The challenge in Maryland was brought by organizations and individuals, including a Muslim in the United States whose relative would be affected by the ban.

In its 79-page opinion, the court said challengers had shown real harm that would come from delaying or disrupting pending visa applications, in addition to the “psychological harm that flows from confronting official action preferring or disfavoring a particular religion.”

During oral arguments this month, many of the 4th Circuit judges expressed doubts about the viability of the president’s order. They questioned whether there was a link between barring of citizens from the six countries identified by the administration and ensuring U.S. security.

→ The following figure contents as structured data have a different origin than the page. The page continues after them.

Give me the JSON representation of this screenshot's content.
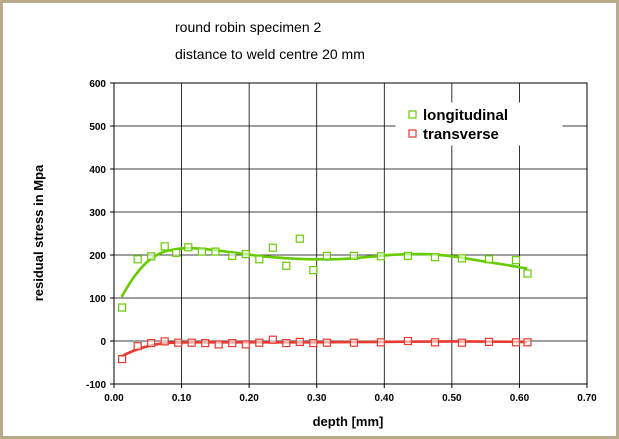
{
  "chart_data": {
    "type": "scatter",
    "title_lines": [
      "round robin specimen 2",
      "distance to weld centre 20 mm"
    ],
    "xlabel": "depth [mm]",
    "ylabel": "residual stress in Mpa",
    "xlim": [
      0.0,
      0.7
    ],
    "ylim": [
      -100,
      600
    ],
    "x_ticks": [
      0.0,
      0.1,
      0.2,
      0.3,
      0.4,
      0.5,
      0.6,
      0.7
    ],
    "x_tick_labels": [
      "0.00",
      "0.10",
      "0.20",
      "0.30",
      "0.40",
      "0.50",
      "0.60",
      "0.70"
    ],
    "y_ticks": [
      -100,
      0,
      100,
      200,
      300,
      400,
      500,
      600
    ],
    "y_tick_labels": [
      "-100",
      "0",
      "100",
      "200",
      "300",
      "400",
      "500",
      "600"
    ],
    "grid": true,
    "legend_position": "top-right",
    "series": [
      {
        "name": "longitudinal",
        "color": "#66cc00",
        "marker": "open-square",
        "points": [
          {
            "x": 0.012,
            "y": 78
          },
          {
            "x": 0.035,
            "y": 190
          },
          {
            "x": 0.055,
            "y": 197
          },
          {
            "x": 0.075,
            "y": 220
          },
          {
            "x": 0.092,
            "y": 205
          },
          {
            "x": 0.11,
            "y": 218
          },
          {
            "x": 0.13,
            "y": 208
          },
          {
            "x": 0.15,
            "y": 208
          },
          {
            "x": 0.175,
            "y": 198
          },
          {
            "x": 0.195,
            "y": 202
          },
          {
            "x": 0.215,
            "y": 190
          },
          {
            "x": 0.235,
            "y": 217
          },
          {
            "x": 0.255,
            "y": 175
          },
          {
            "x": 0.275,
            "y": 238
          },
          {
            "x": 0.295,
            "y": 165
          },
          {
            "x": 0.315,
            "y": 198
          },
          {
            "x": 0.355,
            "y": 198
          },
          {
            "x": 0.395,
            "y": 197
          },
          {
            "x": 0.435,
            "y": 198
          },
          {
            "x": 0.475,
            "y": 195
          },
          {
            "x": 0.515,
            "y": 192
          },
          {
            "x": 0.555,
            "y": 190
          },
          {
            "x": 0.595,
            "y": 188
          },
          {
            "x": 0.612,
            "y": 157
          }
        ],
        "trend": [
          {
            "x": 0.012,
            "y": 105
          },
          {
            "x": 0.03,
            "y": 150
          },
          {
            "x": 0.05,
            "y": 185
          },
          {
            "x": 0.07,
            "y": 205
          },
          {
            "x": 0.09,
            "y": 213
          },
          {
            "x": 0.11,
            "y": 216
          },
          {
            "x": 0.14,
            "y": 213
          },
          {
            "x": 0.18,
            "y": 205
          },
          {
            "x": 0.22,
            "y": 197
          },
          {
            "x": 0.26,
            "y": 192
          },
          {
            "x": 0.3,
            "y": 190
          },
          {
            "x": 0.34,
            "y": 191
          },
          {
            "x": 0.38,
            "y": 196
          },
          {
            "x": 0.42,
            "y": 201
          },
          {
            "x": 0.46,
            "y": 202
          },
          {
            "x": 0.5,
            "y": 197
          },
          {
            "x": 0.54,
            "y": 187
          },
          {
            "x": 0.58,
            "y": 177
          },
          {
            "x": 0.61,
            "y": 169
          }
        ]
      },
      {
        "name": "transverse",
        "color": "#e63b2e",
        "marker": "open-square",
        "points": [
          {
            "x": 0.012,
            "y": -42
          },
          {
            "x": 0.035,
            "y": -12
          },
          {
            "x": 0.055,
            "y": -5
          },
          {
            "x": 0.075,
            "y": -1
          },
          {
            "x": 0.095,
            "y": -4
          },
          {
            "x": 0.115,
            "y": -4
          },
          {
            "x": 0.135,
            "y": -5
          },
          {
            "x": 0.155,
            "y": -8
          },
          {
            "x": 0.175,
            "y": -5
          },
          {
            "x": 0.195,
            "y": -8
          },
          {
            "x": 0.215,
            "y": -4
          },
          {
            "x": 0.235,
            "y": 3
          },
          {
            "x": 0.255,
            "y": -5
          },
          {
            "x": 0.275,
            "y": -2
          },
          {
            "x": 0.295,
            "y": -5
          },
          {
            "x": 0.315,
            "y": -4
          },
          {
            "x": 0.355,
            "y": -4
          },
          {
            "x": 0.395,
            "y": -3
          },
          {
            "x": 0.435,
            "y": 0
          },
          {
            "x": 0.475,
            "y": -3
          },
          {
            "x": 0.515,
            "y": -4
          },
          {
            "x": 0.555,
            "y": -2
          },
          {
            "x": 0.595,
            "y": -3
          },
          {
            "x": 0.612,
            "y": -3
          }
        ],
        "trend": [
          {
            "x": 0.012,
            "y": -35
          },
          {
            "x": 0.03,
            "y": -22
          },
          {
            "x": 0.05,
            "y": -12
          },
          {
            "x": 0.07,
            "y": -6
          },
          {
            "x": 0.09,
            "y": -4
          },
          {
            "x": 0.12,
            "y": -3
          },
          {
            "x": 0.2,
            "y": -3
          },
          {
            "x": 0.3,
            "y": -3
          },
          {
            "x": 0.4,
            "y": -2
          },
          {
            "x": 0.5,
            "y": -1
          },
          {
            "x": 0.61,
            "y": -2
          }
        ]
      }
    ]
  }
}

In its opinion Thursday, the court said, “plaintiffs point to ample evidence that national security is not the true reason” for the order, pointing to the president’s “numerous campaign statements expressing animus towards the Islamic faith” and his proposal to ban Muslims from entering the U.S.

The majority opinion recounts in detail then-candidate Trump’s statement on his campaign website, and quotes from his tweets, television interviews and comments made by his advisers.

The establishment clause of the First Amendment specifically prohibits the government from denigrating a particular religion.

Karen Tumlin, legal director at the National Immigration Law Center, one of the lawyers on the cases said Thursday that the court had concluded that this executive order has to be blocked because it “steps over the constitutional line in a way that is out of step with our constitutional values of religious tolerance.”

All of the judges in the majority were placed on the court by Democratic presidents and the three dissenting judges — Paul V. Niemyer, Dennis W. Shedd and G. Steven Agee — were all nominated to the bench by Republican presidents.

Niemeyer called the decision unprecedented and unworkable. “The majority looks past the face of the order’s statements on national security and immigration, which it concedes are neutral in terms of religion, and considers campaign statements made by candidate Trump to conclude that the order denigrates Islam, in violation of the Establishment Clause,” he wrote. He said that approach plainly violates Supreme Court precedent, misapplies the Constitutional’s prohibition on establishing religion and “adopts a new rule of law that uses campaign statements to recast the plain, unambiguous, and religiously neutral text of an executive order.”

He said the majority decision would not withstand Supreme Court review.

“The Supreme Court surely will shudder at the majority’s adoption of this new rule that has no limits or bounds — one that transforms the majority’s criticisms of a candidate’s various campaign statements into a constitutional violation,” wrote Niemeyer, whose opinion was joined by the other dissenting judges.